Normalizing Illumina data

This outlines the normalization for BeadSummary data which was imported through the Import tool.

Select the files you want to normalize. Then select Normalization / Illumina from the Analysis tools:

Normalization parameters can be modified by clicking the Edit parameters-button. For Illumina, user can select the normalization type, whether to produce flags, BeadStudio version, what type of an array was used, and if the identifiers are Target or Probe IDs:

Normalization options are scale, quantile and vsn (you can also select 'none', if the data has been normalized in the BeadStudio). Currently quantile normalization is thought to be the best option, but it forces the distribution of intensities on every chip to be similar. Because of this you need to use PCA in addition to histograms and boxplots to identify the possibly deviant chips (bad data) for more reliable quality control.

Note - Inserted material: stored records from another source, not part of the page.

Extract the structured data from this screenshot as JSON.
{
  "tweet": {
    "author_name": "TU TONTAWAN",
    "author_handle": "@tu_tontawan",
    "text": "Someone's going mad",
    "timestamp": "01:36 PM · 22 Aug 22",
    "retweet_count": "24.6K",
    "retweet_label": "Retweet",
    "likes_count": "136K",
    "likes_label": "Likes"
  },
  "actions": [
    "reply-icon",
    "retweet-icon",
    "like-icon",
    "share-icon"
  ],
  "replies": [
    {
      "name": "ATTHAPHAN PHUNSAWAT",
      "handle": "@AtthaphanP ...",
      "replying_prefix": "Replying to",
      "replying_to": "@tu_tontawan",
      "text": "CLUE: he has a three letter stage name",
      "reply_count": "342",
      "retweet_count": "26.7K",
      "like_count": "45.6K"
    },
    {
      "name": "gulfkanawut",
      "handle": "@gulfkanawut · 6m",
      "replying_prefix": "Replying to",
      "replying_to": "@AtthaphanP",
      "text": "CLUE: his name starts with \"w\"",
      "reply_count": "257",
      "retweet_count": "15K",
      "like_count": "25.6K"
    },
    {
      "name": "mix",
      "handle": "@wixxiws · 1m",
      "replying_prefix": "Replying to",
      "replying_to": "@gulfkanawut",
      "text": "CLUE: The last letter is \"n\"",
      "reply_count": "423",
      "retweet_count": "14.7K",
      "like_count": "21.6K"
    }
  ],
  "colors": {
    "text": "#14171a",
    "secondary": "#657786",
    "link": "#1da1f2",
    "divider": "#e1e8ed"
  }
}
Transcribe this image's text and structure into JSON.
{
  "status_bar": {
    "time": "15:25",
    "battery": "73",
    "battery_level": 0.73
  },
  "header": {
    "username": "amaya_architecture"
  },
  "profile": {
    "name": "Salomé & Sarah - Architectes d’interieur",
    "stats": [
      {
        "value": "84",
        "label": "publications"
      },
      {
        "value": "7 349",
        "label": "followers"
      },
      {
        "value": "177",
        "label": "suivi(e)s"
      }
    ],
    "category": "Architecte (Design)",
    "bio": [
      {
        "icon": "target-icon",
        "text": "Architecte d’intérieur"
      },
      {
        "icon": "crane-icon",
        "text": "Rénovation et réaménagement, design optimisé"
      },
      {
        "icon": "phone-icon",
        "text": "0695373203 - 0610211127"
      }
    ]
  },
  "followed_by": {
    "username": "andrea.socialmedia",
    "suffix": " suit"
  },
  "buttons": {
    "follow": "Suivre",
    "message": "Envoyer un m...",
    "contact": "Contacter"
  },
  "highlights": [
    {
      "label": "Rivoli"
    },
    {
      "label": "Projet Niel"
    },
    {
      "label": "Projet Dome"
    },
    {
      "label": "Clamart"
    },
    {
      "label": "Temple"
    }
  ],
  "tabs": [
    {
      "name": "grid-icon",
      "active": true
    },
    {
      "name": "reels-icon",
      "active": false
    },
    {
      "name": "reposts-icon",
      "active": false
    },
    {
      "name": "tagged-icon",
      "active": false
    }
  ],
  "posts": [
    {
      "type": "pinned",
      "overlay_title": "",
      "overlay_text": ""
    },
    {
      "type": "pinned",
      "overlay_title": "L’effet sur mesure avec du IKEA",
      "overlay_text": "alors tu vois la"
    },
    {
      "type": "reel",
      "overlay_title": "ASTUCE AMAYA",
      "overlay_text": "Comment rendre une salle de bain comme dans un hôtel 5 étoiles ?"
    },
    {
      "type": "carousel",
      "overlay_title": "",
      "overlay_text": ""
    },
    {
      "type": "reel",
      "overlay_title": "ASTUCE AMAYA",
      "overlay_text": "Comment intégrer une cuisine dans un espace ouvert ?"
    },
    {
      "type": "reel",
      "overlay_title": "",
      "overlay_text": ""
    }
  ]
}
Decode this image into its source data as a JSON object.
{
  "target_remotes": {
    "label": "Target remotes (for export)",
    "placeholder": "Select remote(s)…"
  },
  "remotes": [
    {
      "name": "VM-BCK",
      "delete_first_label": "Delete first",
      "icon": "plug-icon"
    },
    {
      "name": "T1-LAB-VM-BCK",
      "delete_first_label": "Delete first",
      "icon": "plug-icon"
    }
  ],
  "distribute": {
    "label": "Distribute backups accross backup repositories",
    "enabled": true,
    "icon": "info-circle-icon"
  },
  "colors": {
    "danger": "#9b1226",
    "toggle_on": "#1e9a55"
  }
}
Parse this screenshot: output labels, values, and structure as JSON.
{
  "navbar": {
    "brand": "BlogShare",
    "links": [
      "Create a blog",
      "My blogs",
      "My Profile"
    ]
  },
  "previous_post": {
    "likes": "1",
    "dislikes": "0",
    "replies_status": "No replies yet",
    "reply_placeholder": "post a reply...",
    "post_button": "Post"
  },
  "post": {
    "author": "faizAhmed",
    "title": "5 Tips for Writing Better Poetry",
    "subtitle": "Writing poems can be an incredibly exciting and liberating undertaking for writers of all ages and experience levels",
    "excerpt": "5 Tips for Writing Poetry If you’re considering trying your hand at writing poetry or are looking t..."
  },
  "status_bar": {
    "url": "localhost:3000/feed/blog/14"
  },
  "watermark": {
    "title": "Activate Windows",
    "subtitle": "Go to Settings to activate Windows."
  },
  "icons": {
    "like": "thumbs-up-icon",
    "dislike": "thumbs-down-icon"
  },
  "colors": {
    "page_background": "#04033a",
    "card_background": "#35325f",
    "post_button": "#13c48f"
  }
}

If the flags are turned on, and the Detection columns were imported from the BeadSummaryData file, the Detection p-values are converted into P/M/A flags automatically.

Since BeadStudio versions output slightly different kinds of data, the version needs to be specified. Using a wrong version might ruin the downstream analyses.

If the chiptype is not specified, no annotation-based analyses, such as chromosome plots, GO-ontology analyses and annotation of gene lists are possible. So, if you want to run such analyses, please specify the chiptype you have used in the experiment.

After modifying the settings, click the Run-button to run the normalization. A blue bar starts moving in the lower-right corner. That indicates that a job is being run.

Normalization can take a rather long time (several minutes) depending on the type of normalization you have chosen. After the job is done, a new file (normalized.txt) should appear under the current folder in the Datasets.

Note that in the Workflow view the normalized data is coupled with phenodata. The next step would be to fill in the phenodata table, at least the group column, and describe the experimental design for the system. Group could be anything interesting. For example, if one is comparing cancer patients to their healthy controls, the controls would be the group number one and the cancer patients groups number two.

Click in the Workflow view on the phenodata to select it. Go to Data visualization, and select phenodata editor from the pull down menu.

Fill in the column called group according to the experimental variable you would like to test in the further analysis. You can rearrange the phenodata rows according to the original name by clicking on the column header. Every row represents one chip, and the group column should be filled for every chip. No empty cells or strings are allowed. You should type one number in every cell.

Once the group column in the phenodata has been filled, the small exclamation mark beside the phenodata in the Workflow view disappears to signal that you are ready to analyse the dataset.

Further analysis, such as filtering, statistical testing, clustering, etc. can now be performed using this normalized dataset.